The response includes ltdConfig (same snapshot as on GET /api/v1/analysis-runs/{runId}): decimalPlaces, dataKind (dollar | count), and minScaledValue for eligibility. Distributions are 0–1; bin keys are two-digit strings ("00"–"99"). There is no MAD and no Benford confidence band on LTD.

API queue note: configure long-lived defaults in the UI (Dataset details), or pass ltdEnabled, ltdDecimalPlaces, and ltdDataKind on each POST …/analysis-runs request (see step 2).

7. Export PDF or CSV (async)

Create an export job, then poll until status is completed and download via the signed URL (about one hour).

curl -sS -X POST "https://YOUR_HOST/api/v1/exports/runs/RUN_ID" \
  -H "Authorization: Bearer YOUR_API_KEY" \
  -H "Content-Type: application/json" \
  -d "{\"format\":\"pdf\"}"

Save exportJobId from the JSON response, then poll:

curl -sS "https://YOUR_HOST/api/v1/export-jobs/EXPORT_JOB_ID" \
  -H "Authorization: Bearer YOUR_API_KEY"

When downloadUrl is present, fetch it with a normal GET (no API key on that URL).

Synchronous GET /api/v1/exports/runs/{runId}/pdf and /csv still work for small scripts; async jobs are retention-aware (30 days Free / 90 days Pro for generated files).
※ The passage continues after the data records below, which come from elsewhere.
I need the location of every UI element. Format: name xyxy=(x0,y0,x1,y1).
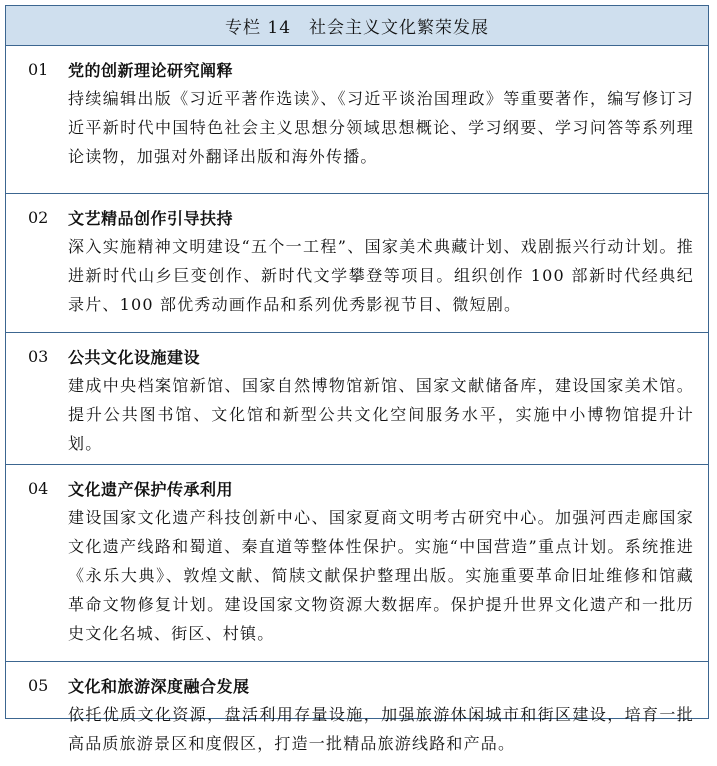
section-header xyxy=(6,670,694,700)
section-body: 深入实施精神文明建设“五个一工程”、国家美术典藏计划、戏剧振兴行动计划。推进新时代山乡巨变创作、新时代文学攀登等项目。组织创作 100 部新时代经典纪录片、100 部优秀动画作品和系列优秀影视节目、微短剧。 xyxy=(68,237,694,314)
section-body: 持续编辑出版《习近平著作选读》、《习近平谈治国理政》等重要著作，编写修订习近平新时代中国特色社会主义思想分领域思想概论、学习纲要、学习问答等系列理论读物，加强对外翻译出版和海外传播。 xyxy=(68,89,694,166)
section-title: 文化遗产保护传承利用 xyxy=(68,479,234,499)
section-title: 文化和旅游深度融合发展 xyxy=(68,676,250,696)
section-title: 文艺精品创作引导扶持 xyxy=(68,208,234,228)
section-number: 04 xyxy=(28,478,49,498)
section-body: 建设国家文化遗产科技创新中心、国家夏商文明考古研究中心。加强河西走廊国家文化遗产线路和蜀道、秦直道等整体性保护。实施“中国营造”重点计划。系统推进《永乐大典》、敦煌文献、简牍文献保护整理出版。实施重要革命旧址维修和馆藏革命文物修复计划。建设国家文物资源大数据库。保护提升世界文化遗产和一批历史文化名城、街区、村镇。 xyxy=(68,508,694,643)
section-01 xyxy=(6,54,708,194)
section-header xyxy=(6,473,694,503)
section-number: 02 xyxy=(28,207,49,227)
section-number: 01 xyxy=(28,59,49,79)
section-title: 党的创新理论研究阐释 xyxy=(68,60,234,80)
section-title: 公共文化设施建设 xyxy=(68,347,201,367)
column-title: 专栏 14 社会主义文化繁荣发展 xyxy=(6,6,708,46)
section-body: 依托优质文化资源，盘活利用存量设施，加强旅游休闲城市和街区建设，培育一批高品质旅游景区和度假区，打造一批精品旅游线路和产品。 xyxy=(68,705,694,753)
column-box xyxy=(5,5,709,753)
section-body: 建成中央档案馆新馆、国家自然博物馆新馆、国家文献储备库，建设国家美术馆。提升公共图书馆、文化馆和新型公共文化空间服务水平，实施中小博物馆提升计划。 xyxy=(68,376,694,453)
section-04 xyxy=(6,473,708,662)
section-05 xyxy=(6,670,708,766)
section-number: 05 xyxy=(28,675,49,695)
section-02 xyxy=(6,202,708,333)
section-number: 03 xyxy=(28,346,49,366)
section-header xyxy=(6,202,694,232)
section-03 xyxy=(6,341,708,465)
section-header xyxy=(6,54,694,84)
section-header xyxy=(6,341,694,371)
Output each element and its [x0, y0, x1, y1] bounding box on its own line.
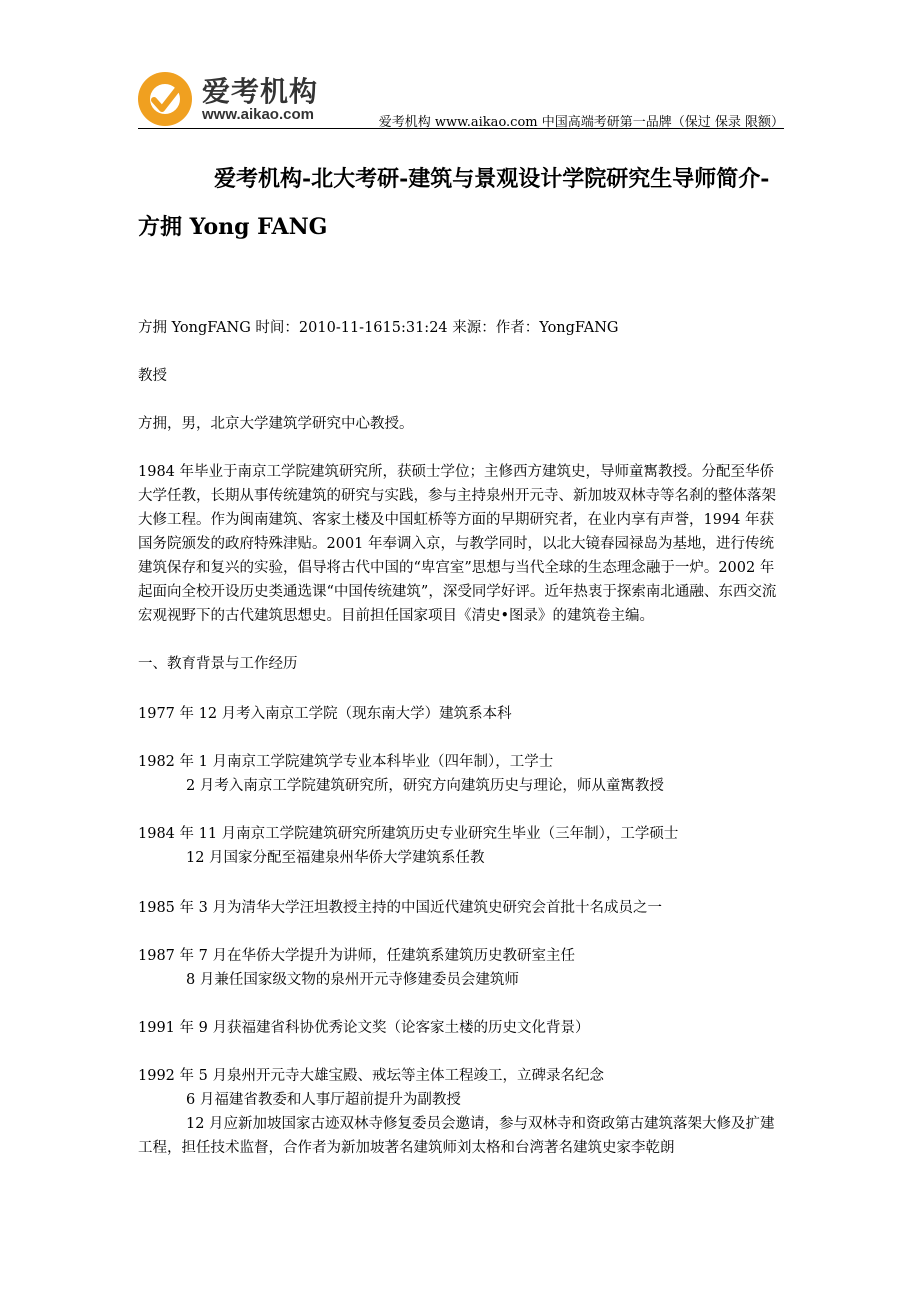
page-header [138, 70, 784, 130]
header-tagline: 爱考机构 www.aikao.com 中国高端考研第一品牌（保过 保录 限额） [378, 115, 784, 130]
position-label: 教授 [138, 368, 167, 384]
header-divider [138, 128, 784, 129]
timeline-entry: 12 月国家分配至福建泉州华侨大学建筑系任教 [186, 850, 485, 866]
timeline-entry: 1987 年 7 月在华侨大学提升为讲师，任建筑系建筑历史教研室主任 [138, 948, 575, 964]
article-meta: 方拥 YongFANG 时间：2010-11-1615:31:24 来源：作者：YongFANG [138, 320, 619, 336]
timeline-entry: 1992 年 5 月泉州开元寺大雄宝殿、戒坛等主体工程竣工，立碑录名纪念 [138, 1068, 604, 1084]
intro-paragraph: 方拥，男，北京大学建筑学研究中心教授。 [138, 416, 414, 432]
logo-title: 爱考机构 [202, 75, 319, 108]
timeline-entry: 2 月考入南京工学院建筑研究所，研究方向建筑历史与理论，师从童寯教授 [186, 778, 664, 794]
timeline-entry: 6 月福建省教委和人事厅超前提升为副教授 [186, 1092, 461, 1108]
timeline-entry: 8 月兼任国家级文物的泉州开元寺修建委员会建筑师 [186, 972, 519, 988]
timeline-entry: 1977 年 12 月考入南京工学院（现东南大学）建筑系本科 [138, 706, 512, 722]
timeline-entry: 1991 年 9 月获福建省科协优秀论文奖（论客家土楼的历史文化背景） [138, 1020, 590, 1036]
timeline-entry: 1982 年 1 月南京工学院建筑学专业本科毕业（四年制），工学士 [138, 754, 554, 770]
section-heading: 一、教育背景与工作经历 [138, 656, 298, 672]
logo-url: www.aikao.com [202, 106, 314, 123]
timeline-entry: 1985 年 3 月为清华大学汪坦教授主持的中国近代建筑史研究会首批十名成员之一 [138, 900, 662, 916]
timeline-entry: 1984 年 11 月南京工学院建筑研究所建筑历史专业研究生毕业（三年制），工学硕士 [138, 826, 679, 842]
timeline-entry: 12 月应新加坡国家古迹双林寺修复委员会邀请，参与双林寺和资政第古建筑落架大修及扩建工程，担任技术监督，合作者为新加坡著名建筑师刘太格和台湾著名建筑史家李乾朗 [138, 1116, 775, 1156]
logo-checkmark-icon [138, 72, 192, 126]
page-title: 爱考机构-北大考研-建筑与景观设计学院研究生导师简介-方拥 Yong FANG [138, 166, 770, 240]
bio-paragraph: 1984 年毕业于南京工学院建筑研究所，获硕士学位；主修西方建筑史，导师童寯教授。分配至华侨大学任教，长期从事传统建筑的研究与实践，参与主持泉州开元寺、新加坡双林寺等名刹的整体落架大修工程。作为闽南建筑、客家土楼及中国虹桥等方面的早期研究者，在业内享有声誉，1994 年获国务院颁发的政府特殊津贴。2001 年奉调入京，与教学同时，以北大镜春园禄岛为基地，进行传统建筑保存和复兴的实验，倡导将古代中国的“卑宫室”思想与当代全球的生态理念融于一炉。2002 年起面向全校开设历史类通选课“中国传统建筑”，深受同学好评。近年热衷于探索南北通融、东西交流宏观视野下的古代建筑思想史。目前担任国家项目《清史•图录》的建筑卷主编。 [138, 464, 777, 624]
When the run has LTD result rows, PDF and CSV exports include a Last Two Digits section (100 bins per column, SSD, no confidence bands) in addition to Benford and value repetition.

Scopes

Each key carries ingestion, analysis, and exports. Individual routes require the matching scope.

Rate limits

Workspaces are limited to about 120 requests per minute on v1 (in-process limiter). When throttled you get 429, a Retry-After header, and error.code rate_limited.

Same origin and CORS

If your app and docs share the same host, browser “Try it” from the bundled API reference usually works without extra CORS configuration. Calls from other origins need explicit CORS on /api/v1/* if you want browser-based clients.